“Como dice una expresión alemana, yo no soy un libro, sino un hombre con su contradicción”, nos manifiesta el filósofo costarricense Roberto Murillo, en su libro Estancias del pensamiento . Libro este sobre artículos publicados en la Página Quince de La Nación , el cual releemos catorce años después de su fallecimiento, acaecido el 4 de setiembre de 1994.
Roberto Murillo solía dialogar, casi siempre, en amena caminata o con taza de café, sobre las ideas que a diario producía tan intensa vida de lectura. Las permanentes estancias que fundieron su vida filosófica con la intención poética en el discurso definieron con exactitud y nobleza su personalidad.
Interminable diálogo. Fue Roberto un andariego pensador y encontró en el paisaje de Santa María de Dota sinceras expresiones de admiración hacia la naturaleza. El paso y huella de estos andares fue vasta evocación de su memoria. La instalación de esas vivencias dentro del mundo personal fue uno de lo pilares que fortalecieron su personalidad magisterial.

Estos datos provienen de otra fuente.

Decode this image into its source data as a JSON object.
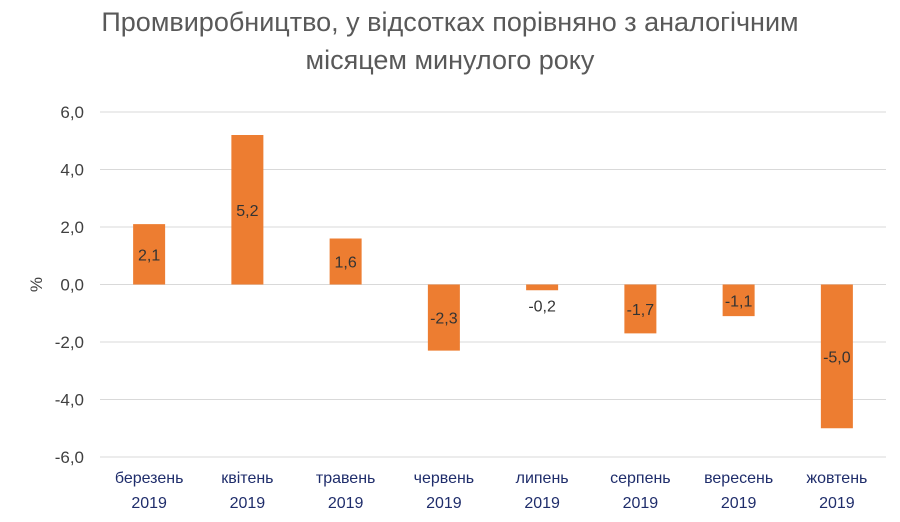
{
  "chart_data": {
    "type": "bar",
    "title_lines": [
      "Промвиробництво, у відсотках порівняно з аналогічним",
      "місяцем минулого року"
    ],
    "ylabel": "%",
    "xlabel": "",
    "ylim": [
      -6,
      6
    ],
    "yticks": [
      "6,0",
      "4,0",
      "2,0",
      "0,0",
      "-2,0",
      "-4,0",
      "-6,0"
    ],
    "ytick_values": [
      6,
      4,
      2,
      0,
      -2,
      -4,
      -6
    ],
    "grid": true,
    "legend": "none",
    "bar_color": "#ed7d31",
    "categories": [
      [
        "березень",
        "2019"
      ],
      [
        "квітень",
        "2019"
      ],
      [
        "травень",
        "2019"
      ],
      [
        "червень",
        "2019"
      ],
      [
        "липень",
        "2019"
      ],
      [
        "серпень",
        "2019"
      ],
      [
        "вересень",
        "2019"
      ],
      [
        "жовтень",
        "2019"
      ]
    ],
    "values": [
      2.1,
      5.2,
      1.6,
      -2.3,
      -0.2,
      -1.7,
      -1.1,
      -5.0
    ],
    "data_labels": [
      "2,1",
      "5,2",
      "1,6",
      "-2,3",
      "-0,2",
      "-1,7",
      "-1,1",
      "-5,0"
    ]
  }
}
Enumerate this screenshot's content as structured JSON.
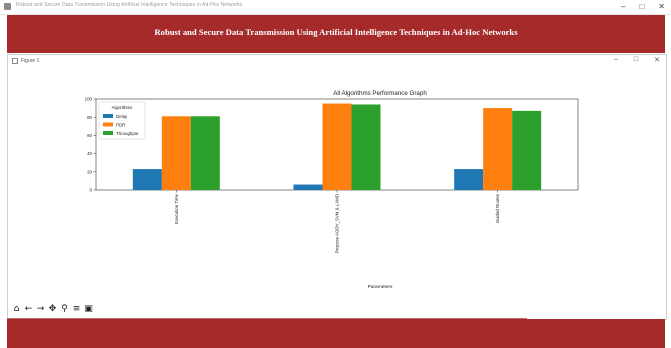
{
  "window": {
    "title": "Robust and Secure Data Transmission Using Artificial Intelligence Techniques in Ad-Hoc Networks",
    "controls": [
      "–",
      "□",
      "✕"
    ]
  },
  "banner": {
    "title": "Robust and Secure Data Transmission Using Artificial Intelligence Techniques in Ad-Hoc Networks",
    "color": "#a52a2a"
  },
  "figure_window": {
    "title": "Figure 1",
    "controls": [
      "–",
      "□",
      "✕"
    ]
  },
  "toolbar": {
    "icons": [
      "home-icon",
      "back-arrow-icon",
      "forward-arrow-icon",
      "pan-icon",
      "zoom-icon",
      "configure-subplots-icon",
      "save-icon"
    ],
    "glyphs": [
      "⌂",
      "←",
      "→",
      "✥",
      "⚲",
      "≡",
      "▣"
    ]
  },
  "chart_data": {
    "type": "bar",
    "title": "All Algorithms Performance Graph",
    "xlabel": "Parameters",
    "ylabel": "",
    "categories": [
      "Execution Time",
      "Propose AODV_SVM & LAMD",
      "Guided Routes"
    ],
    "series": [
      {
        "name": "Delay",
        "color": "#1f77b4",
        "values": [
          23,
          6,
          23
        ]
      },
      {
        "name": "PDR",
        "color": "#ff7f0e",
        "values": [
          81,
          95,
          90
        ]
      },
      {
        "name": "Throughput",
        "color": "#2ca02c",
        "values": [
          81,
          94,
          87
        ]
      }
    ],
    "legend_title": "Algorithms",
    "legend_position": "top-left",
    "ylim": [
      0,
      100
    ],
    "yticks": [
      0,
      20,
      40,
      60,
      80,
      100
    ],
    "grid": false
  }
}
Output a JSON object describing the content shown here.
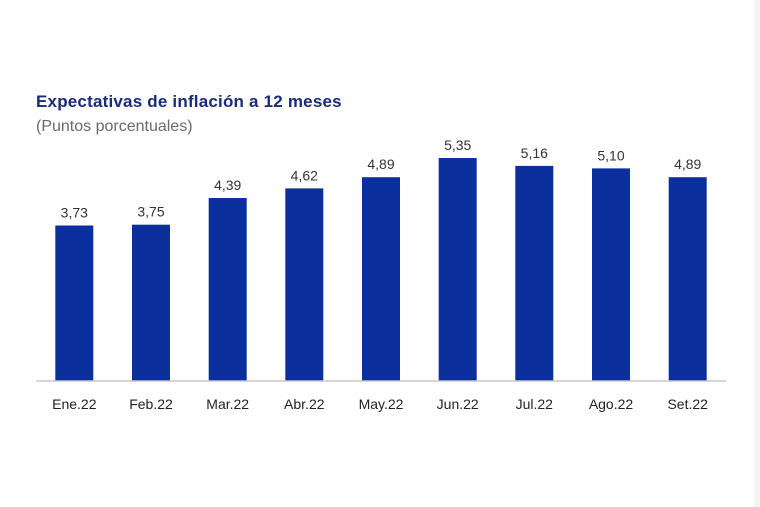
{
  "chart_data": {
    "type": "bar",
    "title": "Expectativas de inflación a 12 meses",
    "subtitle": "(Puntos porcentuales)",
    "categories": [
      "Ene.22",
      "Feb.22",
      "Mar.22",
      "Abr.22",
      "May.22",
      "Jun.22",
      "Jul.22",
      "Ago.22",
      "Set.22"
    ],
    "values": [
      3.73,
      3.75,
      4.39,
      4.62,
      4.89,
      5.35,
      5.16,
      5.1,
      4.89
    ],
    "value_labels": [
      "3,73",
      "3,75",
      "4,39",
      "4,62",
      "4,89",
      "5,35",
      "5,16",
      "5,10",
      "4,89"
    ],
    "ylim": [
      0,
      5.35
    ],
    "grid": false,
    "legend": "none",
    "bar_color": "#0b2f9c",
    "title_color": "#1a2b78"
  }
}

Su paso por la Universidad de Estrasburgo y una tesis equivalente al Doctorado de Estado por el Gobierno Francés no empañaron nunca la plácida serenidad de su sabiduría ni envanecieron la mirada atenta y sutil. Escribió pocos libros tomando en cuenta la magnitud de conocimientos que abarcaba, y su semblanza de maestro discurrió a través del interminable diálogo y la comunicación.

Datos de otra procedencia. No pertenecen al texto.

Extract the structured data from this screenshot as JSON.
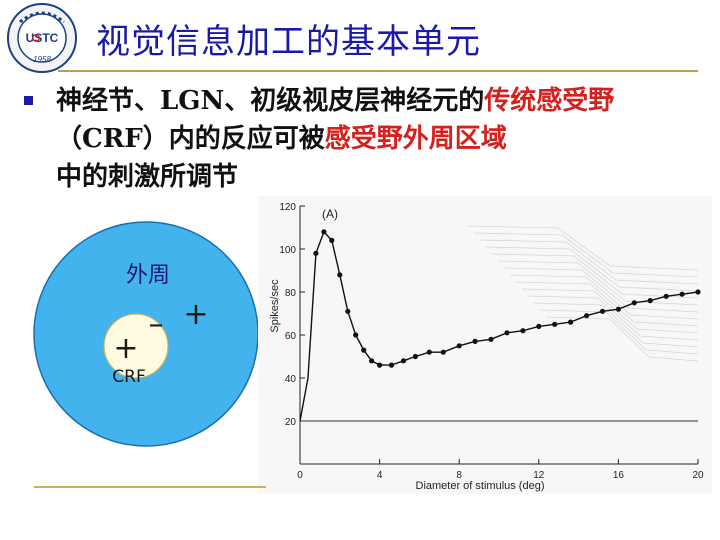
{
  "slide": {
    "title": "视觉信息加工的基本单元",
    "body_parts": [
      {
        "text": "神经节、LGN、初级视皮层神经元的",
        "highlight": false
      },
      {
        "text": "传统感受野",
        "highlight": true
      },
      {
        "text": "（CRF）内的反应可被",
        "highlight": false
      },
      {
        "text": "感受野外周区域",
        "highlight": true
      },
      {
        "text": "中的刺激所调节",
        "highlight": false
      }
    ],
    "colors": {
      "title": "#1a1aa6",
      "highlight": "#d4211e",
      "rule": "#b8a24a"
    }
  },
  "logo": {
    "text": "USTC",
    "year": "1958",
    "icon": "university-seal-icon"
  },
  "diagram": {
    "surround_label": "外周",
    "center_label": "CRF",
    "center_sign": "+",
    "inner_minus": "–",
    "outer_plus": "+",
    "colors": {
      "surround": "#43b3ee",
      "center": "#fffbe0"
    }
  },
  "chart_data": {
    "type": "line",
    "panel_label": "(A)",
    "xlabel": "Diameter of stimulus (deg)",
    "ylabel": "Spikes/sec",
    "xlim": [
      0,
      20
    ],
    "ylim": [
      0,
      120
    ],
    "xticks": [
      "0",
      "4",
      "8",
      "12",
      "16",
      "20"
    ],
    "yticks": [
      "20",
      "40",
      "60",
      "80",
      "100",
      "120"
    ],
    "baseline": 20,
    "x": [
      0.8,
      1.2,
      1.6,
      2.0,
      2.4,
      2.8,
      3.2,
      3.6,
      4.0,
      4.6,
      5.2,
      5.8,
      6.5,
      7.2,
      8.0,
      8.8,
      9.6,
      10.4,
      11.2,
      12.0,
      12.8,
      13.6,
      14.4,
      15.2,
      16.0,
      16.8,
      17.6,
      18.4,
      19.2,
      20.0
    ],
    "y": [
      98,
      108,
      104,
      88,
      71,
      60,
      53,
      48,
      46,
      46,
      48,
      50,
      52,
      52,
      55,
      57,
      58,
      61,
      62,
      64,
      65,
      66,
      69,
      71,
      72,
      75,
      76,
      78,
      79,
      80
    ]
  }
}
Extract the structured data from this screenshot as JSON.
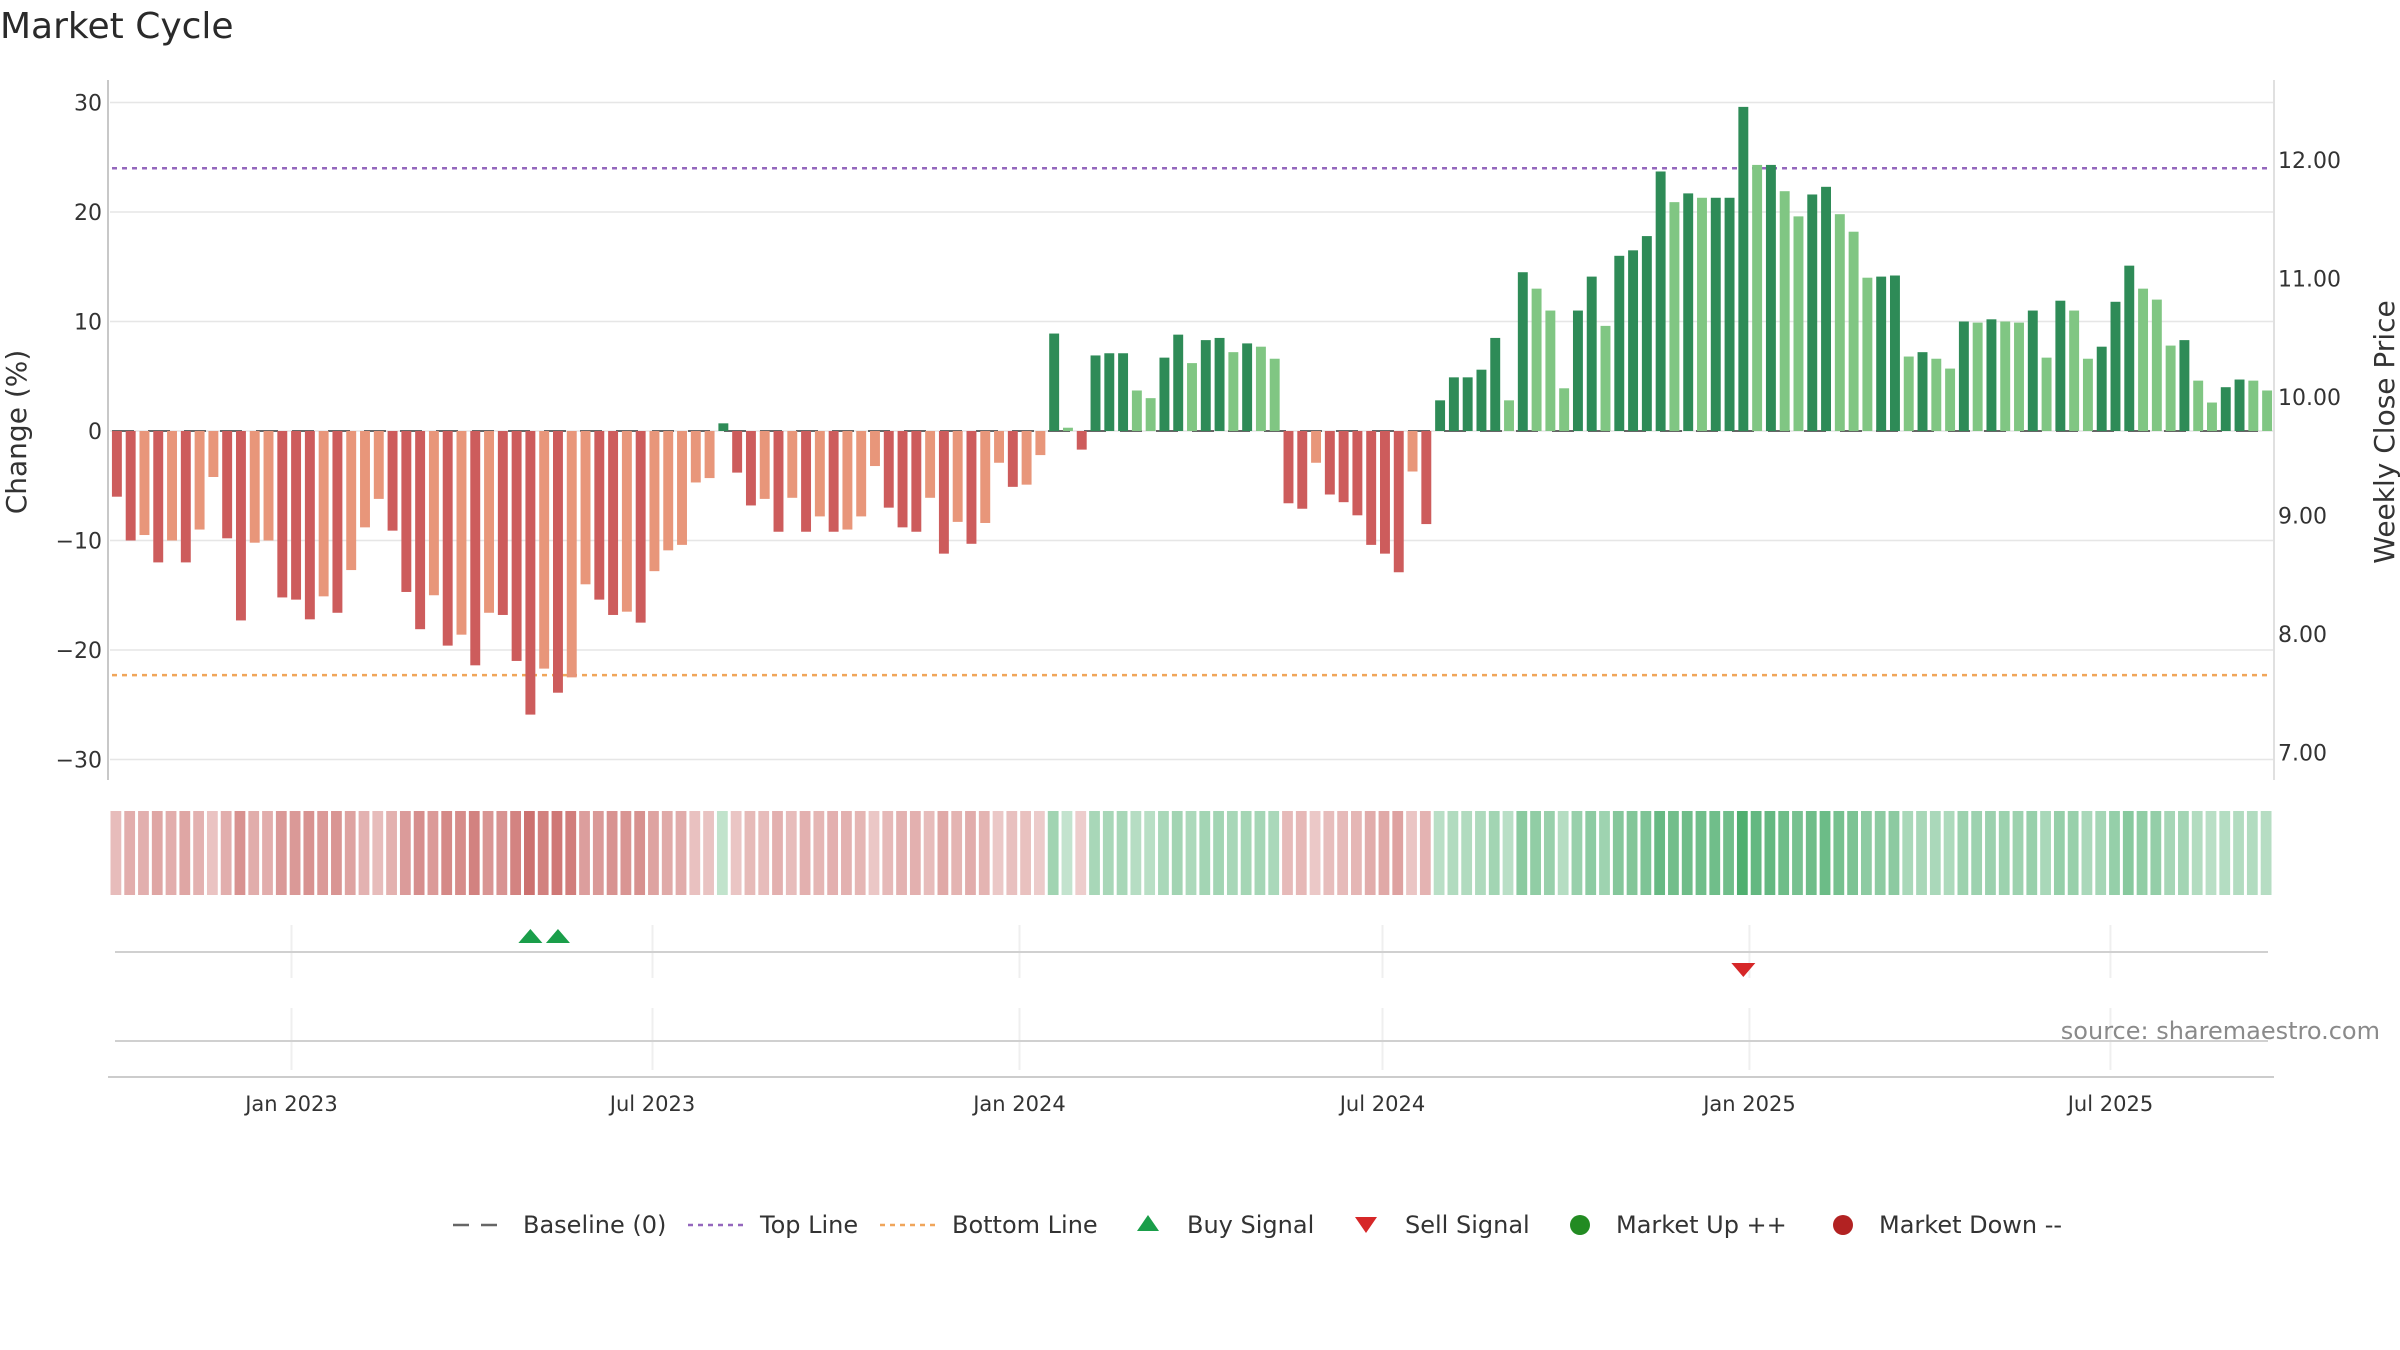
{
  "chart_data": {
    "type": "bar",
    "title": "Market Cycle",
    "ylabel_left": "Change (%)",
    "ylabel_right": "Weekly Close Price",
    "ylim": [
      -32,
      32
    ],
    "y_ticks": [
      30,
      20,
      10,
      0,
      -10,
      -20,
      -30
    ],
    "y_tick_labels": [
      "30",
      "20",
      "10",
      "0",
      "−10",
      "−20",
      "−30"
    ],
    "right_ylim": [
      6.79,
      12.7
    ],
    "right_ticks": [
      12,
      11,
      10,
      9,
      8,
      7
    ],
    "right_tick_labels": [
      "12.00",
      "11.00",
      "10.00",
      "9.00",
      "8.00",
      "7.00"
    ],
    "top_line": 24,
    "bottom_line": -22.3,
    "baseline": 0,
    "start_date": "2022-10-02",
    "end_date": "2025-09-21",
    "x_tick_dates": [
      "2023-01-01",
      "2023-07-01",
      "2024-01-01",
      "2024-07-01",
      "2025-01-01",
      "2025-07-01"
    ],
    "x_tick_labels": [
      "Jan 2023",
      "Jul 2023",
      "Jan 2024",
      "Jul 2024",
      "Jan 2025",
      "Jul 2025"
    ],
    "colors": {
      "down_strong": "#cd5c5c",
      "down_light": "#e8967a",
      "up_strong": "#2e8b57",
      "up_light": "#80c683",
      "top_line": "#9467bd",
      "bottom_line": "#f0a55a",
      "baseline": "#666666",
      "buy": "#1a9e4a",
      "sell": "#d62728",
      "market_up": "#228b22",
      "market_down": "#b22222",
      "grid": "#e6e6e6"
    },
    "series": [
      {
        "values": [
          -6,
          -10,
          -9.5,
          -12,
          -10,
          -12,
          -9,
          -4.2,
          -9.8,
          -17.3,
          -10.2,
          -10,
          -15.2,
          -15.4,
          -17.2,
          -15.1,
          -16.6,
          -12.7,
          -8.8,
          -6.2,
          -9.1,
          -14.7,
          -18.1,
          -15,
          -19.6,
          -18.6,
          -21.4,
          -16.6,
          -16.8,
          -21,
          -25.9,
          -21.7,
          -23.9,
          -22.5,
          -14,
          -15.4,
          -16.8,
          -16.5,
          -17.5,
          -12.8,
          -10.9,
          -10.4,
          -4.7,
          -4.3,
          0.7,
          -3.8,
          -6.8,
          -6.2,
          -9.2,
          -6.1,
          -9.2,
          -7.8,
          -9.2,
          -9,
          -7.8,
          -3.2,
          -7,
          -8.8,
          -9.2,
          -6.1,
          -11.2,
          -8.3,
          -10.3,
          -8.4,
          -2.9,
          -5.1,
          -4.9,
          -2.2,
          8.9,
          0.3,
          -1.7,
          6.9,
          7.1,
          7.1,
          3.7,
          3,
          6.7,
          8.8,
          6.2,
          8.3,
          8.5,
          7.2,
          8,
          7.7,
          6.6,
          -6.6,
          -7.1,
          -2.9,
          -5.8,
          -6.5,
          -7.7,
          -10.4,
          -11.2,
          -12.9,
          -3.7,
          -8.5,
          2.8,
          4.9,
          4.9,
          5.6,
          8.5,
          2.8,
          14.5,
          13,
          11,
          3.9,
          11,
          14.1,
          9.6,
          16,
          16.5,
          17.8,
          23.7,
          20.9,
          21.7,
          21.3,
          21.3,
          21.3,
          29.6,
          24.3,
          24.3,
          21.9,
          19.6,
          21.6,
          22.3,
          19.8,
          18.2,
          14,
          14.1,
          14.2,
          6.8,
          7.2,
          6.6,
          5.7,
          10,
          9.9,
          10.2,
          10,
          9.9,
          11,
          6.7,
          11.9,
          11,
          6.6,
          7.7,
          11.8,
          15.1,
          13,
          12,
          7.8,
          8.3,
          4.6,
          2.6,
          4,
          4.7,
          4.6,
          3.7
        ]
      }
    ],
    "buy_signals": [
      30,
      32
    ],
    "sell_signals": [
      118
    ],
    "legend": [
      {
        "label": "Baseline (0)",
        "style": "dash-baseline"
      },
      {
        "label": "Top Line",
        "style": "dot-top"
      },
      {
        "label": "Bottom Line",
        "style": "dot-bottom"
      },
      {
        "label": "Buy Signal",
        "style": "triangle-up"
      },
      {
        "label": "Sell Signal",
        "style": "triangle-down"
      },
      {
        "label": "Market Up ++",
        "style": "circle-up"
      },
      {
        "label": "Market Down --",
        "style": "circle-down"
      }
    ],
    "grid": true,
    "legend_position": "bottom-center",
    "source_text": "source: sharemaestro.com"
  }
}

Abrió puertas para dejar establecido que respetaba nuestra opinión en tiempos en que las primeras mujeres de mi generación se abrían paso como profesionales universitarias. Discurría así su amistad, generando conceptos que luego cada una de nosotras, amigas, transformaba en su propio lenguaje. Treinta años de serena hermandad produjeron la plataforma necesaria para aunar recodos e ironías de la vida que siempre tiñó con la amplia sonrisa y el irrepetible perfil.

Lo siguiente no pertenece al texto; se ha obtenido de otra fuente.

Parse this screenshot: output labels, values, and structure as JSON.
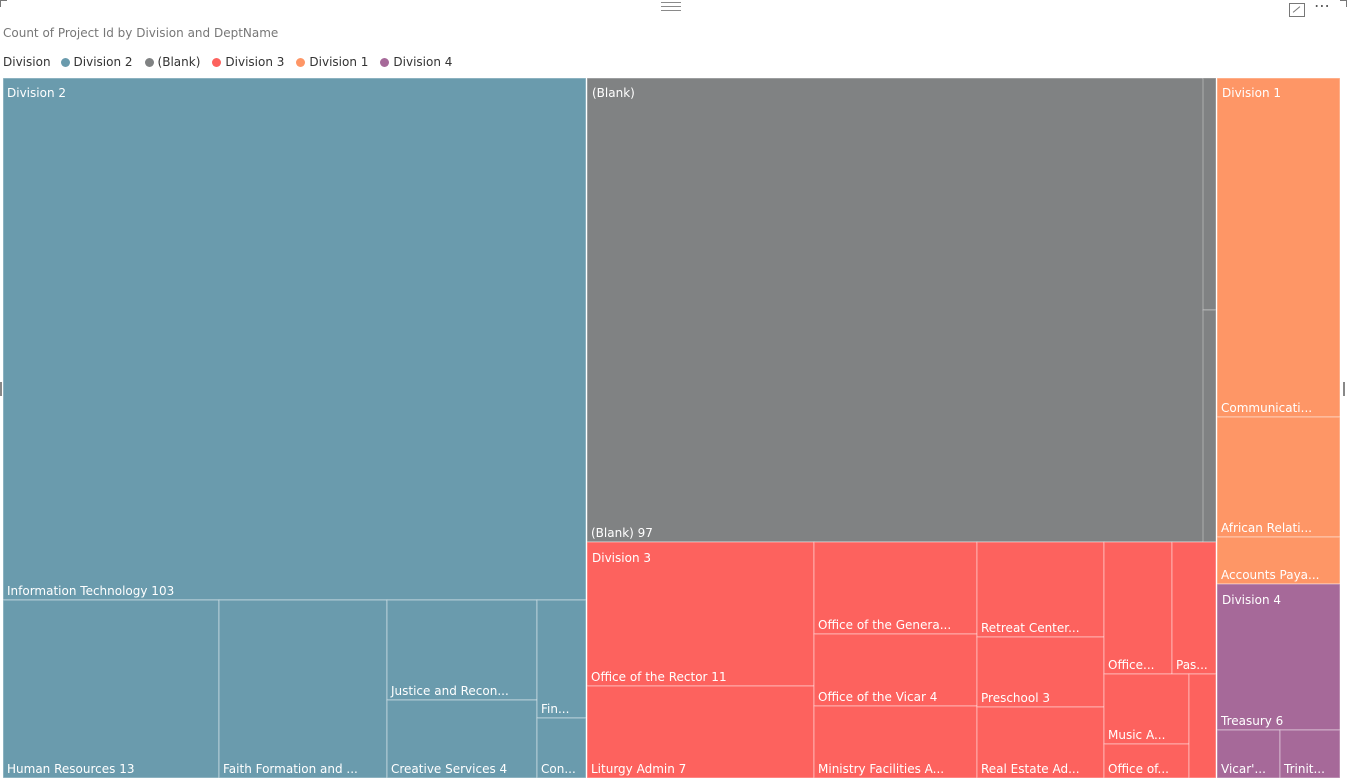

Fue Antonio Machado su poeta preferido, y el filósofo Kant, el objeto de sus desvelos.
En casa de Ana Cristina Van der Laat iniciamos precisamente el “Grupo de Literatura Roberto Murillo”. En la primera ronda nos habló sobre don Quijote y después sobre la españolísima Generación del 98.
Creación y palabra. Aún recuerdo las finas manos, de largos dedos, dando vuelta a la página para encontrar certeramente la cita indicada. En ese instante, toda su figura se volcaba sobre el texto, y solamente él traspasaba los límites de la palabra para desentrañar todas las posibles acepciones, creando de inmediato un nuevo concepto sobre lo escrito.
Parecía que la creación fuese el gran juego de la vida y lo disfrutaba plenamente. La complicidad con la palabra y la acción regían su actuar. El aplauso al conocimiento y sus manifestaciones y la sincera lealtad de su presencia lo convertían en un galán cuya belleza interior sobrepasaba la estrecha estructura de la limitada anatomía. Muchas veces lo escuchamos agregar que podría enamorarse y girar alrededor de una idea toda su vida. Fue un paraguas siempre abierto para cobijarlo todo.
Guido Fernández lo describe como un duende, como un juglar, que supo con certera ironía y no con la áspera chota del costarricense y la estructura del bajapisos, señalar las aristas de nuestra educación y sugerir acertadas mejoras.
El equilibrio con que Roberto concertó la filosofía con la acción armónica de la poesía lo colocan como un filósofo cuya claridad de expresión nos aleja de pensar que esa ciencia sea difícil y ardua. Acordamos con la prosa de Hölderlin que “rico en méritos, es, sin embargo, poéticamente como el hombre habita la tierra”. Y fue así como estableció sus estancias, con paso machadiano y la mirada colocada en las estrellas. Un firmamento pleno y prolijo de pensamiento, honradez intelectual y fruto sereno.